Penjualan Baterai China Melonjak, CATL Ungguli BYD dan CALB

JurnalPatroliNews – Jakarta – Industri baterai kendaraan listrik di China mencatat pertumbuhan signifikan pada November 2025. Data terbaru dari Aliansi Inovasi Industri Baterai Daya Otomotif China menunjukkan lonjakan produksi dan penjualan seiring meningkatnya permintaan pasar domestik maupun ekspor.

Mengutip laporan Carnewschina, Sabtu (13/12/2025), total penjualan gabungan baterai daya dan baterai lainnya sepanjang November mencapai 179,4 GWh.

Capaian ini meningkat 8,1 persen dibandingkan bulan sebelumnya dan melonjak 52,2 persen secara tahunan.

Dari total tersebut, baterai daya mendominasi dengan volume penjualan 134,0 GWh atau sekitar 74,7 persen dari keseluruhan penjualan.
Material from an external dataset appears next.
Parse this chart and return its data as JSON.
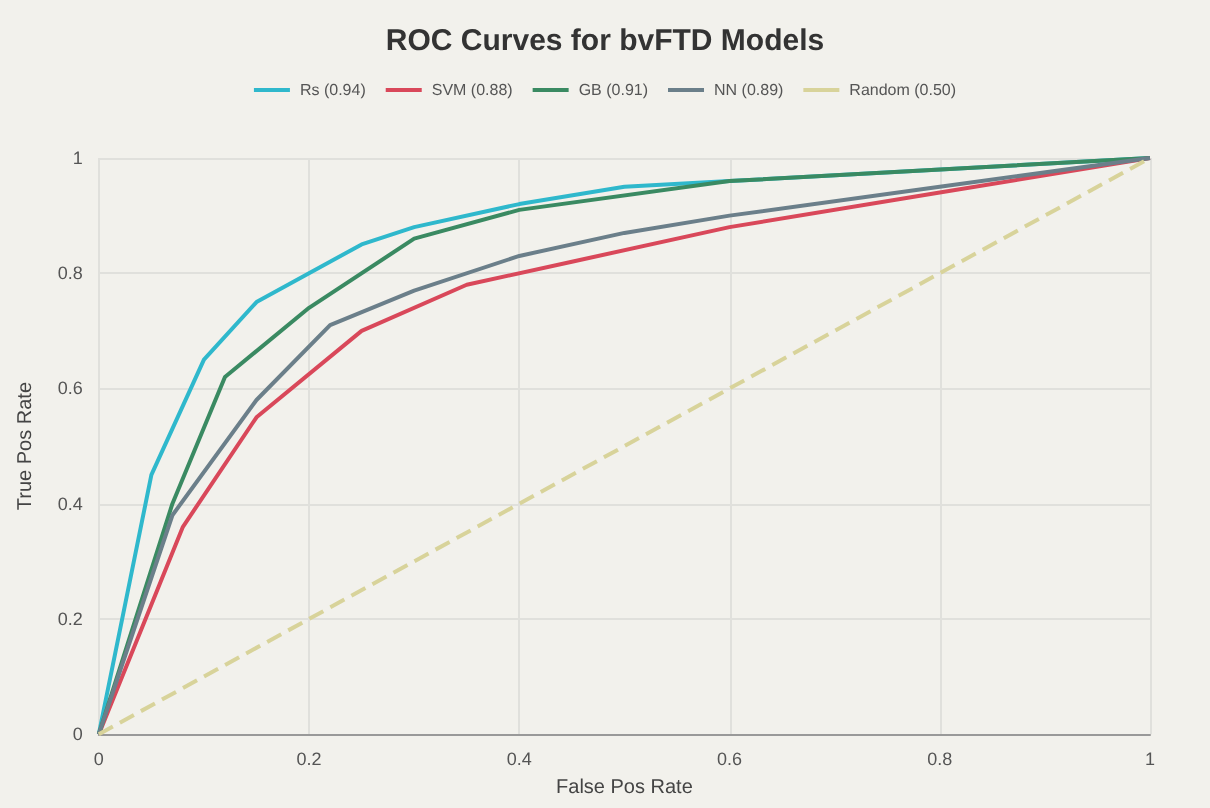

Kategori ini mencatat pertumbuhan tahunan sebesar 52,7 persen.

Sementara itu, penjualan baterai non-daya mencapai 45,4 GWh, meningkat 8,9 persen secara bulanan dan 50,7 persen dibandingkan periode yang sama tahun lalu.

Secara kumulatif, sepanjang Januari hingga November 2025, total penjualan baterai di China mencapai 1.412,5 GWh atau tumbuh 54,7 persen secara tahunan.

Penjualan baterai daya mencapai 1.044,3 GWh atau setara 73,9 persen dari total, sedangkan baterai non-daya menyumbang 368,2 GWh atau sekitar 26,1 persen. Kategori baterai non-daya mencatat pertumbuhan tertinggi dengan kenaikan 68,9 persen secara tahunan.

Kinerja ekspor juga menunjukkan tren positif. Pada November, total ekspor baterai China mencapai 32,2 GWh, naik 14,1 persen dibandingkan Oktober dan meningkat 46,5 persen secara tahunan. Volume ekspor tersebut setara dengan 17,9 persen dari total penjualan bulanan.

Ekspor baterai daya mencapai 21,2 GWh atau 66,0 persen dari total ekspor, melonjak 70,2 persen dibandingkan tahun sebelumnya.

Sementara ekspor baterai non-daya tercatat sebesar 10,9 GWh, meningkat 24,4 persen secara bulanan dan 15,3 persen secara tahunan.

Untuk periode Januari hingga November 2025, total ekspor baterai China mencapai 260,3 GWh, tumbuh 44,2 persen dibandingkan tahun lalu.

Dari jumlah tersebut, baterai daya menyumbang 169,8 GWh atau 65,2 persen, sementara baterai non-daya mencapai 90,5 GWh atau 34,8 persen.

Dari sisi pemasangan domestik, instalasi baterai daya pada November tercatat sebesar 93,5 GWh. Angka ini meningkat 11,2 persen secara bulanan dan 39,2 persen secara tahunan.

Baterai lithium besi fosfat masih mendominasi dengan volume 75,3 GWh, sedangkan baterai ternary mencapai 18,2 GWh. Secara kumulatif, total instalasi baterai daya sepanjang sebelas bulan pertama 2025 mencapai 671,5 GWh.

Dalam persaingan produsen, Contemporary Amperex Technology Co Limited (CATL) kembali memimpin penjualan baterai gabungan pada November 2025.

Posisi berikutnya ditempati oleh BYD dan CALB. Untuk kategori baterai daya, CATL tetap berada di peringkat teratas, disusul BYD dan Gotion High Tech.